Financial & Operational Risks: JNJ's debt-to-equity of 0.59 is conservative, but the current ratio of 1.03 indicates tight liquidity. The Stelara patent loss is a significant operational risk, as the drug's sales decline could pressure revenue growth below 5% in the near term. Free cash flow of $19.7B TTM provides a buffer, but margin expansion may be limited if R&D spending (e.g., $4.25B in Q4 2025) continues to rise to support pipeline development.

Market & Competitive Risks: With a beta of 0.235, JNJ is less sensitive to macro swings, but its defensive premium could compress if risk appetite returns. The stock trades near its 52-week high ($269.43), leaving limited upside if growth disappoints. Competitive threats include biosimilars to Stelara and pipeline failures; the recent Biogen acquisition of RayThera signals increased competition in immunology. Regulatory risks include drug pricing pressures and FDA approval timelines for IMAAVY.

Worst-Case Scenario: If Stelara erosion accelerates and pipeline assets (IMAAVY, Firefly Bio) fail to gain traction, revenue growth could stall or decline. Combined with a multiple contraction to the 5-year low of 16x, the stock could fall to the 52-week low of $154.80, representing a -39.8% decline from the current price of $256.98. This scenario assumes a recession or sector rotation out of healthcare.

FAQ

The key risks are: (1) Stelara patent loss—sales declined sharply in Q1 2026, and further erosion could pressure revenue growth below 5%. (2) Pipeline execution—IMAAVY and Firefly Bio must deliver to offset Stelara; any trial failure would be a setback. (3) Valuation compression—if interest rates rise or risk appetite returns, the defensive premium could shrink, compressing the P/E multiple. (4) Regulatory and litigation risks—drug pricing policies and ongoing talc lawsuits could create overhangs. The most severe risk is a -39.8% decline to the 52-week low of $154.80 if multiple risks materialize.

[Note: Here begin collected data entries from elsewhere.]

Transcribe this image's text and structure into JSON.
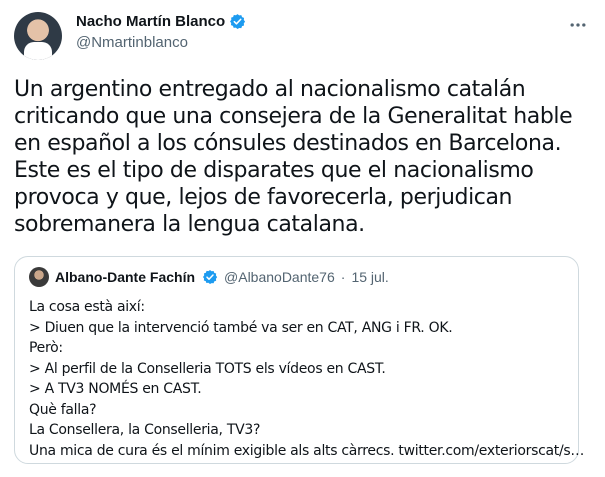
{
  "author": {
    "display_name": "Nacho Martín Blanco",
    "handle": "@Nmartinblanco",
    "verified_icon": "verified-badge-icon"
  },
  "tweet_text": "Un argentino entregado al nacionalismo catalán criticando que una consejera de la Generalitat hable en español a los cónsules destinados en Barcelona. Este es el tipo de disparates que el nacionalismo provoca y que, lejos de favorecerla, perjudican sobremanera la lengua catalana.",
  "quoted_tweet": {
    "display_name": "Albano-Dante Fachín",
    "handle": "@AlbanoDante76",
    "separator": "·",
    "date": "15 jul.",
    "lines": [
      "La cosa està així:",
      "> Diuen que la intervenció també va ser en CAT, ANG i FR. OK.",
      "Però:",
      "> Al perfil de la Conselleria TOTS els vídeos en CAST.",
      "> A TV3 NOMÉS en CAST.",
      "Què falla?",
      "La Consellera, la Conselleria, TV3?",
      "Una mica de cura és el mínim exigible als alts càrrecs. twitter.com/exteriorscat/s…"
    ]
  },
  "colors": {
    "text": "#0f1419",
    "secondary": "#536471",
    "verified": "#1d9bf0",
    "border": "#cfd9de"
  }
}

The 12-month forecast is moderately bullish. The base case (55% probability) targets $260-$280, assuming 5-7% revenue growth and stable multiples. The bull case (25% probability) targets $280-$300, driven by pipeline success and continued rotation into defensives. The bear case (20% probability) targets $200-$230 if Stelara erosion accelerates and pipeline disappoints. The most likely scenario is the base case, with gradual growth and modest upside from current levels.

JNJ is undervalued relative to its peers and its own history. The trailing P/E of 18.82x is below the industry median of ~22x and near the low end of its 5-year range (16x-25x). The forward P/E of 20.16x implies modest growth expectations, which are reasonable given Stelara headwinds. The market is pricing in conservative assumptions, providing a margin of safety if pipeline assets deliver. Compared to the S&P 500's P/E of ~24x, JNJ offers a defensive value proposition.

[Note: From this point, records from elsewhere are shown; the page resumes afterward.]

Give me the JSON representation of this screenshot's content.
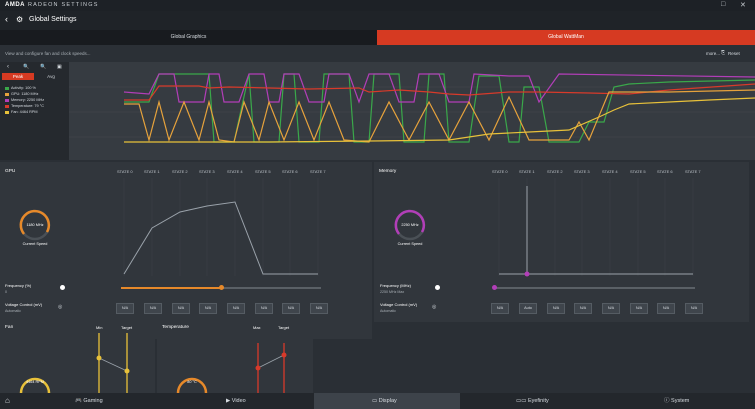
{
  "titlebar": {
    "logo": "AMDA",
    "app_name": "RADEON SETTINGS",
    "min_icon": "□",
    "close_icon": "✕"
  },
  "header": {
    "title": "Global Settings"
  },
  "tabs": [
    {
      "label": "Global Graphics",
      "active": false
    },
    {
      "label": "Global WattMan",
      "active": true
    }
  ],
  "subbar": {
    "description": "View and configure fan and clock speeds...",
    "more": "more...",
    "reset": "Reset"
  },
  "left": {
    "peak_label": "Peak",
    "avg_label": "Avg"
  },
  "legend": [
    {
      "label": "Activity: 100 %",
      "color": "#3aa84a"
    },
    {
      "label": "GPU: 1180 MHz",
      "color": "#e6a23c"
    },
    {
      "label": "Memory: 2250 MHz",
      "color": "#b23eb8"
    },
    {
      "label": "Temperature: 79 °C",
      "color": "#d83a2a"
    },
    {
      "label": "Fan: 4464 RPM",
      "color": "#e8c13a"
    }
  ],
  "gpu": {
    "title": "GPU",
    "states": [
      "STATE 0",
      "STATE 1",
      "STATE 2",
      "STATE 3",
      "STATE 4",
      "STATE 5",
      "STATE 6",
      "STATE 7"
    ],
    "gauge_value": "1180 MHz",
    "gauge_label": "Current Speed",
    "freq_label": "Frequency (%)",
    "freq_value": "0",
    "volt_label": "Voltage Control (mV)",
    "volt_value": "Automatic",
    "na_values": [
      "N/A",
      "N/A",
      "N/A",
      "N/A",
      "N/A",
      "N/A",
      "N/A",
      "N/A"
    ]
  },
  "memory": {
    "title": "Memory",
    "states": [
      "STATE 0",
      "STATE 1",
      "STATE 2",
      "STATE 3",
      "STATE 4",
      "STATE 5",
      "STATE 6",
      "STATE 7"
    ],
    "gauge_value": "2250 MHz",
    "gauge_label": "Current Speed",
    "freq_label": "Frequency (MHz)",
    "freq_value": "2250 MHz Max",
    "volt_label": "Voltage Control (mV)",
    "volt_value": "Automatic",
    "na_values": [
      "N/A",
      "Auto",
      "N/A",
      "N/A",
      "N/A",
      "N/A",
      "N/A",
      "N/A"
    ]
  },
  "fan": {
    "title": "Fan",
    "min_label": "Min",
    "target_label": "Target",
    "gauge_value": "4464 RPM"
  },
  "temperature": {
    "title": "Temperature",
    "max_label": "Max",
    "target_label": "Target",
    "gauge_value": "80 °C"
  },
  "nav": [
    {
      "label": "Gaming",
      "icon": "gamepad-icon",
      "active": false
    },
    {
      "label": "Video",
      "icon": "play-icon",
      "active": false
    },
    {
      "label": "Display",
      "icon": "monitor-icon",
      "active": true
    },
    {
      "label": "Eyefinity",
      "icon": "eyefinity-icon",
      "active": false
    },
    {
      "label": "System",
      "icon": "info-icon",
      "active": false
    }
  ]
}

Yes, JNJ is a good buy for long-term investors seeking a defensive healthcare stock with a reasonable valuation. The trailing P/E of 18.82x is a 14% discount to the industry median, and the stock offers a 2.46% dividend yield backed by $19.7B in TTM free cash flow. The primary risk is Stelara patent loss, but the pipeline (IMAAVY, Firefly Bio) provides upside. For growth-oriented investors, the near-term headwinds may limit upside, but for value and income investors, the current price offers an attractive entry point.

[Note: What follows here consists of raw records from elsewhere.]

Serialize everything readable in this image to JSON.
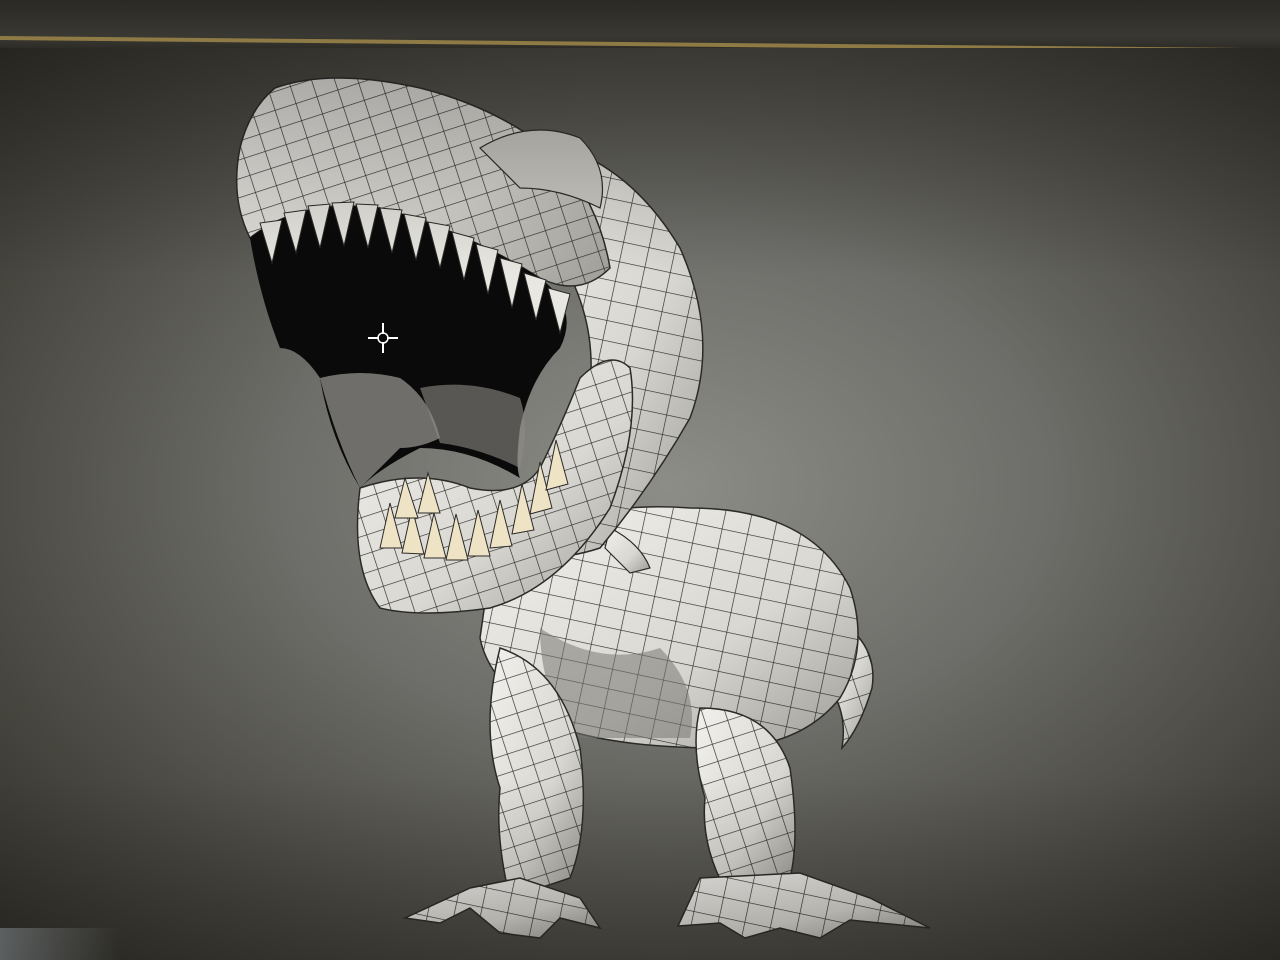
{
  "viewport": {
    "background_color": "#6d6d69",
    "mesh_color": "#e6e4df",
    "wire_color": "#2a2a28",
    "teeth_color": "#efe3c6",
    "mouth_color": "#0a0a0a"
  },
  "model": {
    "icon": "trex-wireframe-icon"
  },
  "cursor": {
    "icon": "crosshair-cursor-icon"
  }
}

JNJ is best suited for long-term investment (3+ years) due to its defensive nature, low beta of 0.235, and reliable dividend income. Short-term trading may be limited by low volatility and the stock's nearness to its 52-week high. The company's strong cash flows and pipeline provide visibility for sustained growth, making it a core holding for long-term portfolios. A minimum holding period of 3-5 years is recommended to ride out Stelara headwinds and benefit from pipeline maturation.